Packing and Preservation – Prevention of Foreign Object Damage/Debris (FOD)
The Supplier should establish a program, as applicable, to prevent, detect, and remove foreign objects/debris of any product provided to The Company.
The Supplier should package product in such a manner suitable for preservation and to prevent damage to the product from each other (in the same box, container, etc.) or from normal handling and transport.
Responsibility of Conformance to Design – Rejections
Regardless of any inspection acceptance of delivered product or service by The Company, The Company’s customer (or higher tier customer), the Supplier remains responsible to assure delivered product and or services complies with the designs and specifications to which the product or service was ordered.
Should The Company reject any item from Supplier a Nonconformance Report will be created. The Nonconformance Report will be sent to the Supplier for correction/rework/replacement of the rejected condition (if needed) as well as Cause and Corrective Action Investigation.
Where supplier controls the product design, the supplier should not provide product where the design has been changed unless and until such design change has been approved by The Company’s customer (our higher tier customer (OEM)), as applicable.
Supplier will have program and/or training in place to assure supplier personnel are aware of
Their contribution to product or service conformity.
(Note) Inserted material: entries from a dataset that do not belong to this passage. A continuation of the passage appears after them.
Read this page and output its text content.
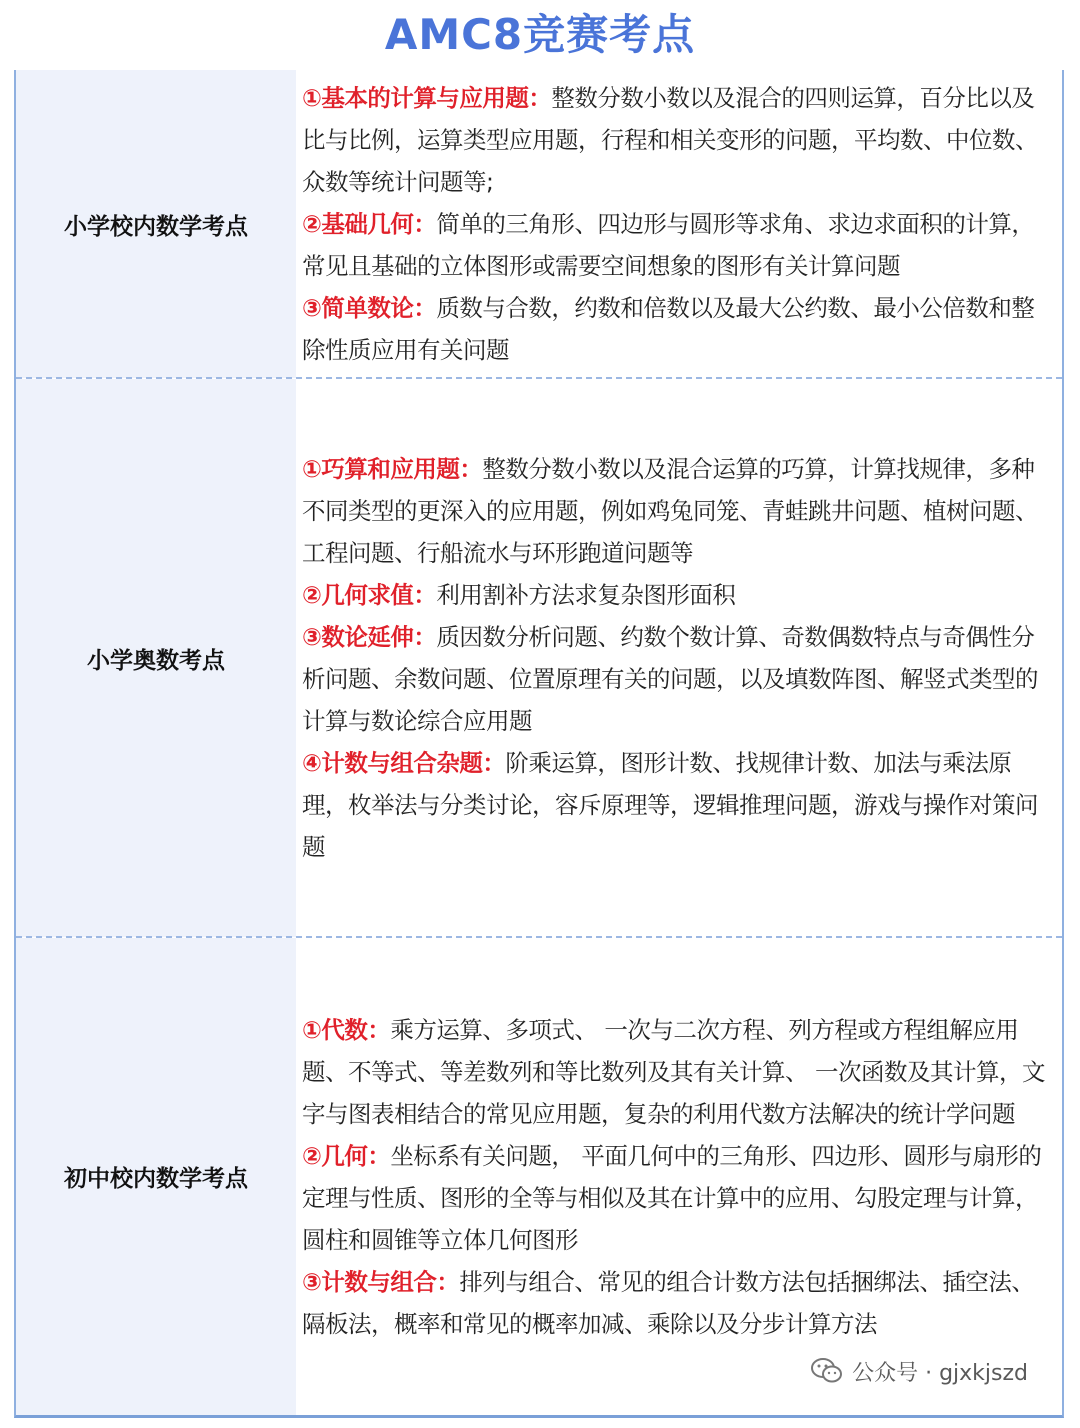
AMC8竞赛考点
小学校内数学考点
①基本的计算与应用题：整数分数小数以及混合的四则运算，百分比以及比与比例，运算类型应用题，行程和相关变形的问题，平均数、中位数、众数等统计问题等;
②基础几何：简单的三角形、四边形与圆形等求角、求边求面积的计算，常见且基础的立体图形或需要空间想象的图形有关计算问题
③简单数论：质数与合数，约数和倍数以及最大公约数、最小公倍数和整除性质应用有关问题
小学奥数考点
①巧算和应用题：整数分数小数以及混合运算的巧算，计算找规律，多种不同类型的更深入的应用题，例如鸡兔同笼、青蛙跳井问题、植树问题、工程问题、行船流水与环形跑道问题等
②几何求值：利用割补方法求复杂图形面积
③数论延伸：质因数分析问题、约数个数计算、奇数偶数特点与奇偶性分析问题、余数问题、位置原理有关的问题，以及填数阵图、解竖式类型的计算与数论综合应用题
④计数与组合杂题：阶乘运算，图形计数、找规律计数、加法与乘法原理，枚举法与分类讨论，容斥原理等，逻辑推理问题，游戏与操作对策问题
初中校内数学考点
①代数：乘方运算、多项式、 一次与二次方程、列方程或方程组解应用题、不等式、等差数列和等比数列及其有关计算、 一次函数及其计算，文字与图表相结合的常见应用题，复杂的利用代数方法解决的统计学问题
②几何：坐标系有关问题， 平面几何中的三角形、四边形、圆形与扇形的定理与性质、图形的全等与相似及其在计算中的应用、勾股定理与计算，圆柱和圆锥等立体几何图形
③计数与组合：排列与组合、常见的组合计数方法包括捆绑法、插空法、隔板法，概率和常见的概率加减、乘除以及分步计算方法
公众号 · gjxkjszd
Their contribution to product safety (ref AS9100D ¶3.4 for definition).
The importance of ethical behavior.
The Company and Supplier should advise the other party within 30 days of any event that is deemed a Force Majeure Event. Neither Party should be responsible or liable nor be deemed to be in default on account of any breach of any obligation directly attributable to a cause that is at the same time compelling, unpredictable, unavoidable and beyond its control and not occasioned by its fault or negligence (Force Majeure Event).
Following cessation of the Force Majeure Event and to the extent possible in anticipation thereof, the parties should resume the performance of their obligations under this Purchase Order.
In the event Supplier fails to deliver or has informed The Company that it should not be able to deliver the Product on-time due to a Force Majeure Event then the delivery of the Product should be suspended until such circumstances of the Force Majeure Event have been adequately addressed. The due date of Product should be extended by mutual agreement of the parties. If, however, the Force Majeure Event causes delivery to be delayed more than thirty (30) Days, The Company will be entitled to cancel the Purchase Order in whole or in part without a further notice being required or judicial intervention and without incurring any liability whatsoever.
Purchase Order Jurisdiction/Severability.
This order shall be interpreted under the laws of the State of Missouri, USA. Any legal claim of violation of the purchase order should be made in the courts of the State of Missouri, USA. If any part of the purchase order is determined invalid such invalidity shall not have any effect on the rest of this purchase order, the balance of the purchase order shall remain in full force and effect.